The SEC would have only 60 days in which to review these self-certifications and FIT21 authorizes no new resources to the SEC (while the CFTC gets a budget boost). These shortcomings make it “implausible that the SEC could review and challenge” the roughly 16,000 digital assets currently circulating in the wild. As a result, “the vast majority of the market might avoid even limited SEC oversight envisioned by the bill for crypto asset securities.”

Gensler offered more scenarios in which decentralized finance (DeFi) platforms and ‘crypto asset trading systems’ would effectively be immune from regulation. This could—and almost certainly will—create situations in which platforms could actively trade against their customers.

Gensler summed up his opposition by noting that the ‘crypto’ sector’s “record of failures, frauds, and bankruptcies is not because we don’t have rules or because the rules are unclear. It’s because many players in the crypto industry don’t play by the rules.” Rules that now might become a lot weaker.

Fun with numbers

FIT21 will now travel to the Senate, where there’s no companion bill that can be easily resolved with the House version.
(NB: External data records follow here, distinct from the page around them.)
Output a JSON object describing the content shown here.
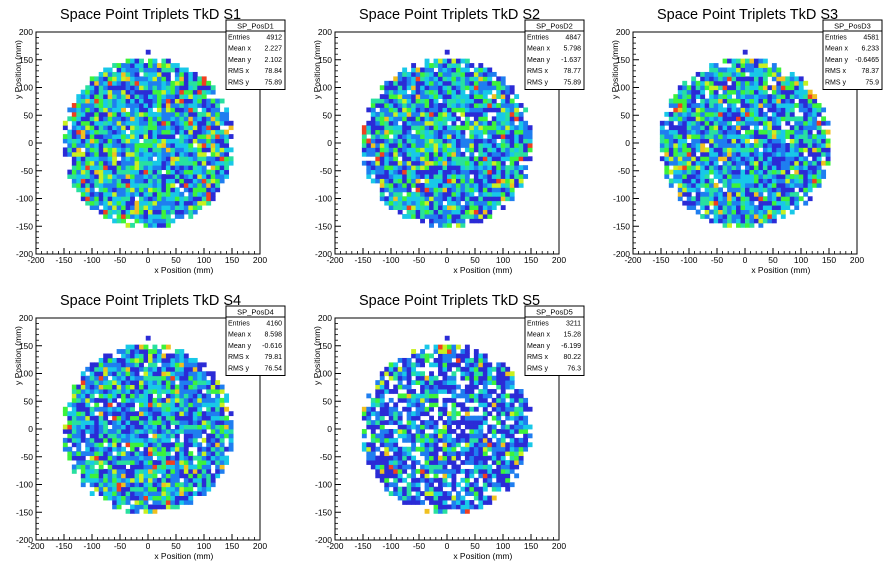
{
  "chart_data": [
    {
      "type": "heatmap",
      "title": "Space Point Triplets TkD S1",
      "xlabel": "x Position (mm)",
      "ylabel": "y Position (mm)",
      "xlim": [
        -200,
        200
      ],
      "ylim": [
        -200,
        200
      ],
      "xticks": [
        "-200",
        "-150",
        "-100",
        "-50",
        "0",
        "50",
        "100",
        "150",
        "200"
      ],
      "yticks": [
        "-200",
        "-150",
        "-100",
        "-50",
        "0",
        "50",
        "100",
        "150",
        "200"
      ],
      "stats": {
        "name": "SP_PosD1",
        "rows": [
          {
            "label": "Entries",
            "value": "4912"
          },
          {
            "label": "Mean x",
            "value": "2.227"
          },
          {
            "label": "Mean y",
            "value": "2.102"
          },
          {
            "label": "RMS x",
            "value": "78.84"
          },
          {
            "label": "RMS y",
            "value": "75.89"
          }
        ]
      },
      "radius": 150,
      "sparseness": 0.03,
      "seed": 11,
      "bins": 50
    },
    {
      "type": "heatmap",
      "title": "Space Point Triplets TkD S2",
      "xlabel": "x Position (mm)",
      "ylabel": "y Position (mm)",
      "xlim": [
        -200,
        200
      ],
      "ylim": [
        -200,
        200
      ],
      "xticks": [
        "-200",
        "-150",
        "-100",
        "-50",
        "0",
        "50",
        "100",
        "150",
        "200"
      ],
      "yticks": [
        "-200",
        "-150",
        "-100",
        "-50",
        "0",
        "50",
        "100",
        "150",
        "200"
      ],
      "stats": {
        "name": "SP_PosD2",
        "rows": [
          {
            "label": "Entries",
            "value": "4847"
          },
          {
            "label": "Mean x",
            "value": "5.798"
          },
          {
            "label": "Mean y",
            "value": "-1.637"
          },
          {
            "label": "RMS x",
            "value": "78.77"
          },
          {
            "label": "RMS y",
            "value": "75.89"
          }
        ]
      },
      "radius": 150,
      "sparseness": 0.04,
      "seed": 23,
      "bins": 50
    },
    {
      "type": "heatmap",
      "title": "Space Point Triplets TkD S3",
      "xlabel": "x Position (mm)",
      "ylabel": "y Position (mm)",
      "xlim": [
        -200,
        200
      ],
      "ylim": [
        -200,
        200
      ],
      "xticks": [
        "-200",
        "-150",
        "-100",
        "-50",
        "0",
        "50",
        "100",
        "150",
        "200"
      ],
      "yticks": [
        "-200",
        "-150",
        "-100",
        "-50",
        "0",
        "50",
        "100",
        "150",
        "200"
      ],
      "stats": {
        "name": "SP_PosD3",
        "rows": [
          {
            "label": "Entries",
            "value": "4581"
          },
          {
            "label": "Mean x",
            "value": "6.233"
          },
          {
            "label": "Mean y",
            "value": "-0.6465"
          },
          {
            "label": "RMS x",
            "value": "78.37"
          },
          {
            "label": "RMS y",
            "value": "75.9"
          }
        ]
      },
      "radius": 150,
      "sparseness": 0.05,
      "seed": 37,
      "bins": 50
    },
    {
      "type": "heatmap",
      "title": "Space Point Triplets TkD S4",
      "xlabel": "x Position (mm)",
      "ylabel": "y Position (mm)",
      "xlim": [
        -200,
        200
      ],
      "ylim": [
        -200,
        200
      ],
      "xticks": [
        "-200",
        "-150",
        "-100",
        "-50",
        "0",
        "50",
        "100",
        "150",
        "200"
      ],
      "yticks": [
        "-200",
        "-150",
        "-100",
        "-50",
        "0",
        "50",
        "100",
        "150",
        "200"
      ],
      "stats": {
        "name": "SP_PosD4",
        "rows": [
          {
            "label": "Entries",
            "value": "4160"
          },
          {
            "label": "Mean x",
            "value": "8.598"
          },
          {
            "label": "Mean y",
            "value": "-0.616"
          },
          {
            "label": "RMS x",
            "value": "79.81"
          },
          {
            "label": "RMS y",
            "value": "76.54"
          }
        ]
      },
      "radius": 150,
      "sparseness": 0.07,
      "seed": 53,
      "bins": 50
    },
    {
      "type": "heatmap",
      "title": "Space Point Triplets TkD S5",
      "xlabel": "x Position (mm)",
      "ylabel": "y Position (mm)",
      "xlim": [
        -200,
        200
      ],
      "ylim": [
        -200,
        200
      ],
      "xticks": [
        "-200",
        "-150",
        "-100",
        "-50",
        "0",
        "50",
        "100",
        "150",
        "200"
      ],
      "yticks": [
        "-200",
        "-150",
        "-100",
        "-50",
        "0",
        "50",
        "100",
        "150",
        "200"
      ],
      "stats": {
        "name": "SP_PosD5",
        "rows": [
          {
            "label": "Entries",
            "value": "3211"
          },
          {
            "label": "Mean x",
            "value": "15.28"
          },
          {
            "label": "Mean y",
            "value": "-6.199"
          },
          {
            "label": "RMS x",
            "value": "80.22"
          },
          {
            "label": "RMS y",
            "value": "76.3"
          }
        ]
      },
      "radius": 150,
      "sparseness": 0.2,
      "seed": 71,
      "bins": 50
    }
  ],
  "colors": {
    "background": "#ffffff",
    "palette": [
      "#2b2bd6",
      "#1f7ef0",
      "#18c8e8",
      "#28e0a0",
      "#3cf23c",
      "#c8f020",
      "#f0c020",
      "#f04020"
    ]
  }
}
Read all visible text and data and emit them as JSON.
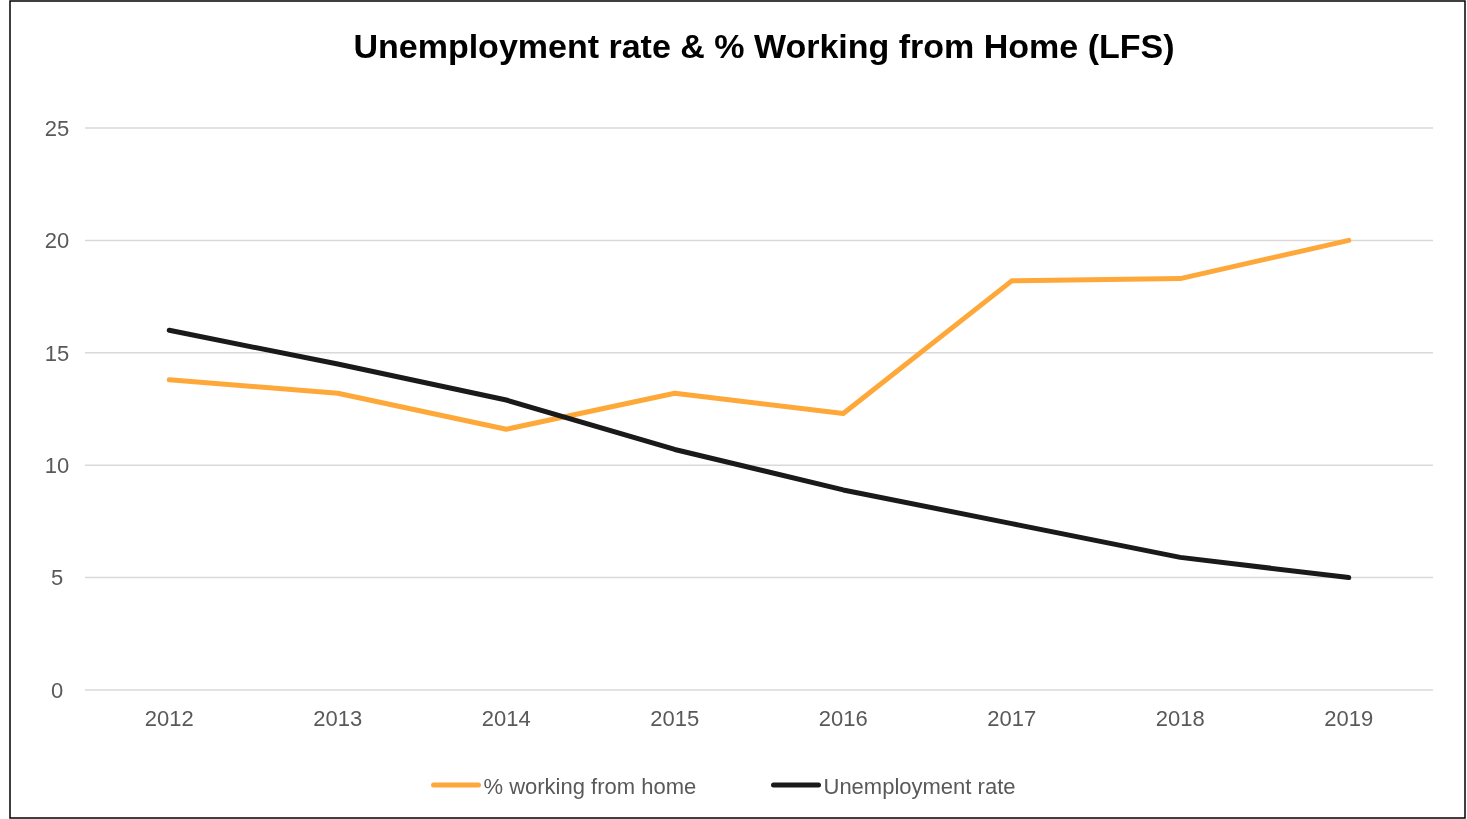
{
  "chart_data": {
    "type": "line",
    "title": "Unemployment rate & % Working from Home (LFS)",
    "categories": [
      "2012",
      "2013",
      "2014",
      "2015",
      "2016",
      "2017",
      "2018",
      "2019"
    ],
    "series": [
      {
        "name": "% working from home",
        "color": "#ffa83a",
        "values": [
          13.8,
          13.2,
          11.6,
          13.2,
          12.3,
          18.2,
          18.3,
          20.0
        ]
      },
      {
        "name": "Unemployment rate",
        "color": "#1a1a1a",
        "values": [
          16.0,
          14.5,
          12.9,
          10.7,
          8.9,
          7.4,
          5.9,
          5.0
        ]
      }
    ],
    "ylim": [
      0,
      25
    ],
    "yticks": [
      0,
      5,
      10,
      15,
      20,
      25
    ],
    "grid": "y",
    "legend": "bottom",
    "marker": "none",
    "line_style": "solid"
  }
}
With Dems holding a slim majority in the Senate and some vehemently anti-crypto senators in their caucus, FIT21’s chances of simply coming up for debate—let alone a favorable vote—are far from assured.
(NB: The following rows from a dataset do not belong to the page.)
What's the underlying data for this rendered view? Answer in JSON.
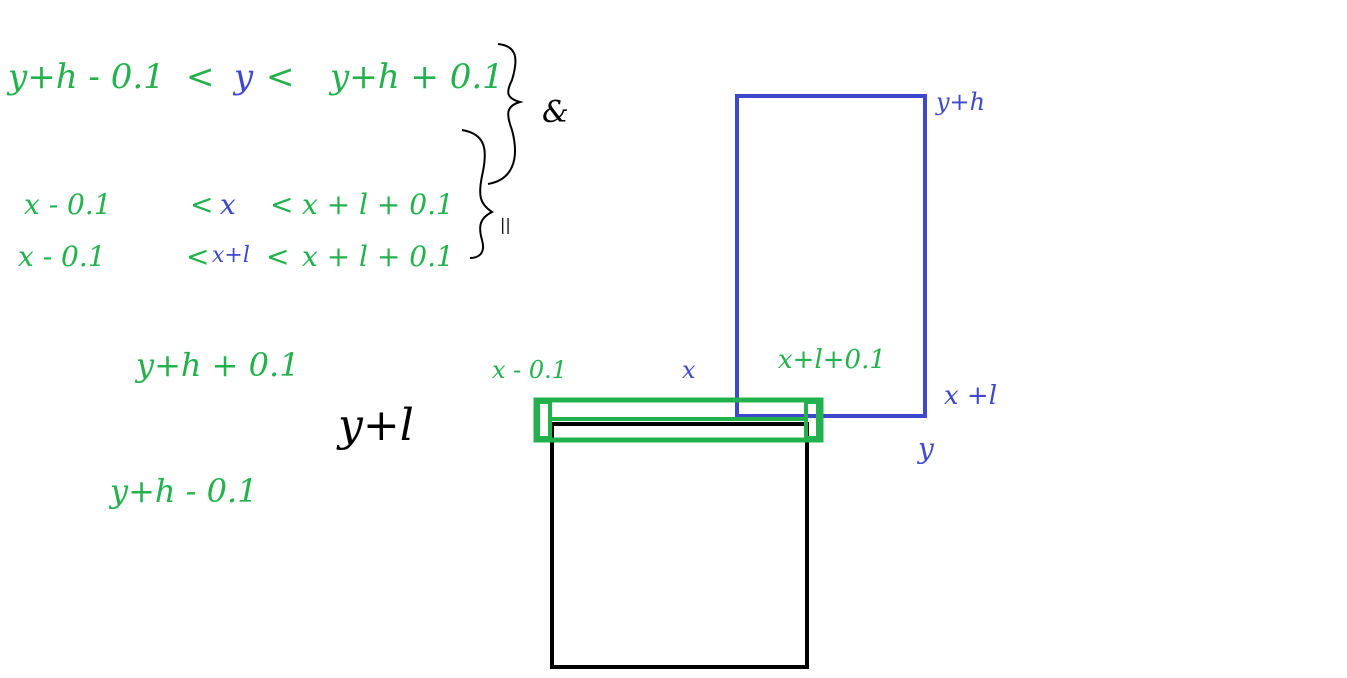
{
  "colors": {
    "green": "#22b14c",
    "blue": "#3f48cc",
    "black": "#000000",
    "background": "#ffffff"
  },
  "conditions": {
    "y_line": {
      "left": "y+h - 0.1",
      "lt1": "<",
      "var": "y",
      "lt2": "<",
      "right": "y+h + 0.1"
    },
    "x_line1": {
      "left": "x - 0.1",
      "lt1": "<",
      "var": "x",
      "lt2": "<",
      "right": "x + l + 0.1"
    },
    "x_line2": {
      "left": "x - 0.1",
      "lt1": "<",
      "var": "x+l",
      "lt2": "<",
      "right": "x + l + 0.1"
    },
    "and_symbol": "&",
    "or_symbol": "||"
  },
  "side_labels": {
    "yh_plus": "y+h + 0.1",
    "yh_minus": "y+h - 0.1",
    "y_plus_l": "y+l",
    "x_minus": "x - 0.1",
    "x": "x",
    "xl_plus": "x+l+0.1"
  },
  "blue_rect_labels": {
    "top": "y+h",
    "right": "x +l",
    "bottom": "y"
  }
}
Even if FIT21 were to pass the Senate, it would likely not pass by a margin sufficient to ward off a possible Biden veto of the bill as currently written. That is, should Biden prove willing to take the (alleged) risk of annoying the handful of U.S. adults who might make ‘crypto’ the deciding factor in how they vote this November.

While crypto companies like Coinbase (NASDAQ: COIN) like to claim that one-fifth of Americans own some form of digital asset, their self-serving numbers have always been viewed with a grain of salt. And now there’s documented evidence that their data is—like the utility-free memecoins Coinbase so relentlessly hypes on its exchange—wildly overinflated.

A new Federal Reserve survey of the Economic Well-Being of U.S. Households found that only 7% of U.S. adults ‘held or used’ digital assets in 2023, down three points from 2022 and down five points from 2021.

Those Americans who did interact with tokens certainly weren’t using them for financial transactions. Only 1% of adults used ‘crypto’ to buy or pay for a product or service, while another 1% used it to send money to friends or family. As the survey put it, “use of cryptocurrency for financial transactions remained very low, even among groups who were more likely to use cryptocurrency in this way.”

The current BTC value bubble has been hyped as signs of a coming ‘crypto’ golden age, but data suggests the average number of new BTC wallets being added each week is at its lowest level since 2018. Huh… and here was us thinking that the mantra was ‘number go up.